2.We have seen an average increase in the percentage of patients who are still alive five years after diagnosis, from 12%to only 17% over 15 years. The average survival rate for all cancers combined is 50-60%. Austria, Sweden, and Norway have the highest survival rates for lung cancer, with the lowest survival rates occurring in Romania, Finland, and the United Kingdom.
3.Lung cancer is a strategic priority in those countries with (lung) cancer control plans and guidelines: Sweden and France score best here, while Finland has some catching up to do.

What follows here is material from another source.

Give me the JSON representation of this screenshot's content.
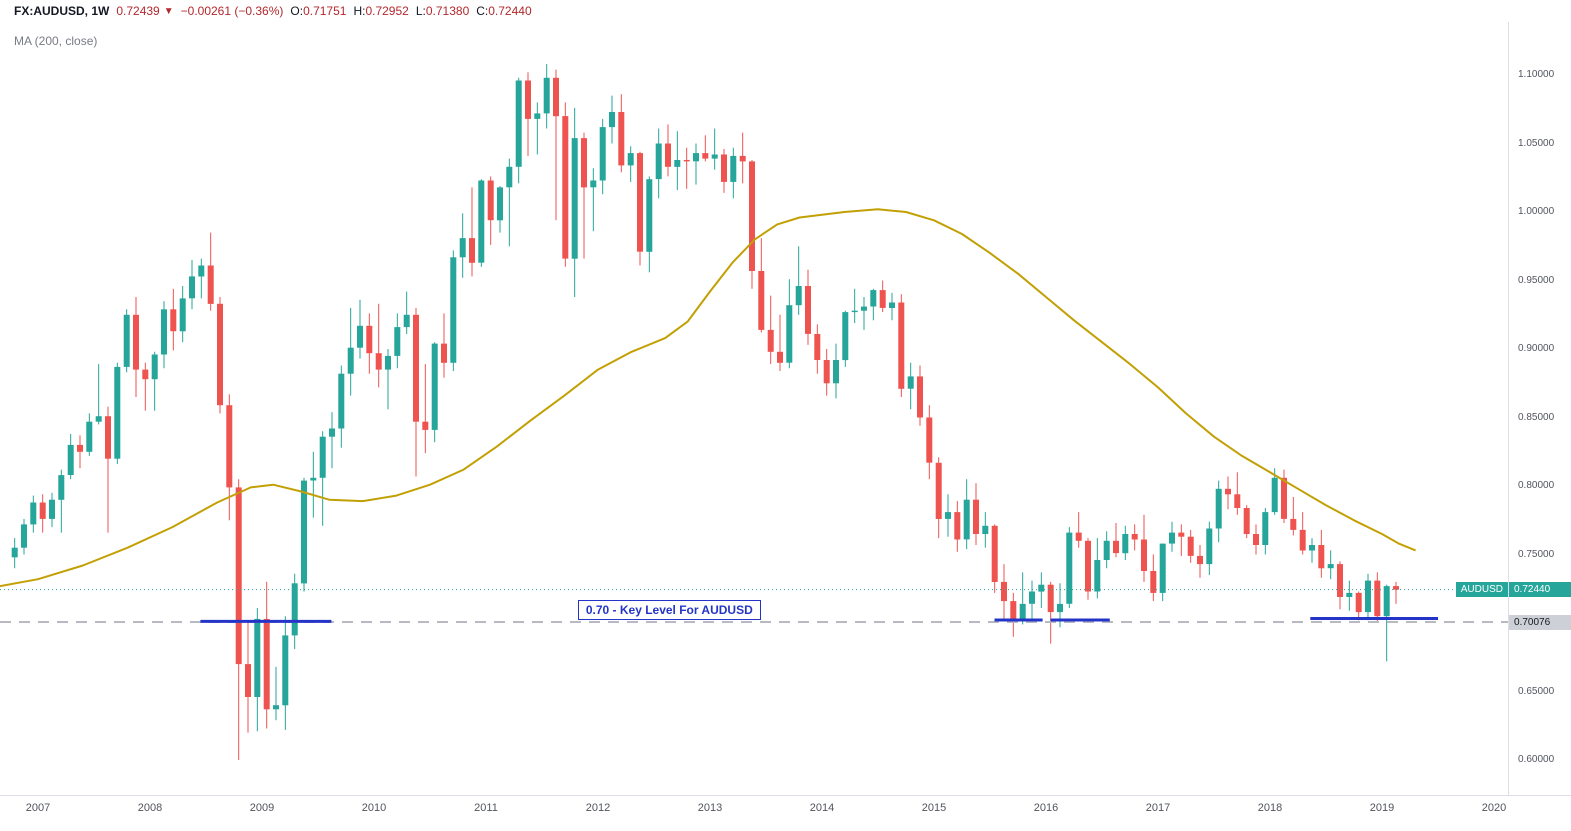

4.Since smoking is the primary risk factor for lung cancer, with around 80% of lung cancers linked to smoking, public health programs around tobacco control and smoking cessation, including regulation of e-cigarettes, are particularly important. The study shows that Finland and Norway lead in this area, while Romania has little in place.
5. Regarding treatment, the study notes whether patients are getting treatment, tumor testing is available and reimbursed, and new, innovative medicines are reimbursed. Of the four most commonly used biomarkers for lung cancer, screening for all four is only refunded in a minority of countries.
6.Only Sweden and Poland have a specific lung cancer plan/section of the National Cancer Control Plan (NCCP), and only four states (Austria, France, Romania, and Greece) have updated their NCCP in the last five years.
7.Only half of the countries have started or are involved in a trial to investigate whether or how screening could be introduced.
Economist Intelligence Unit study
"The country benchmarking and in-country analyses in this study point us in the direction of how to achieve better outcomes," said Alfonso Aguarón on behalf of Lung Cancer Europe. "Policymakers should see these results and be encouraged to take the findings of the report forward. It is time for more awareness around the burden of this disease for patients, their family, and friends. It is about time these patients get noticed."
Deepak Khanna commented: "All stakeholders should accelerate implementing policies which contribute to better outcomes. As a biopharmaceutical research company, we are working with governments across Europe to ensure patients have timely access to our innovative cancer medicines, to help extend and improve the lives of patients with lung cancer."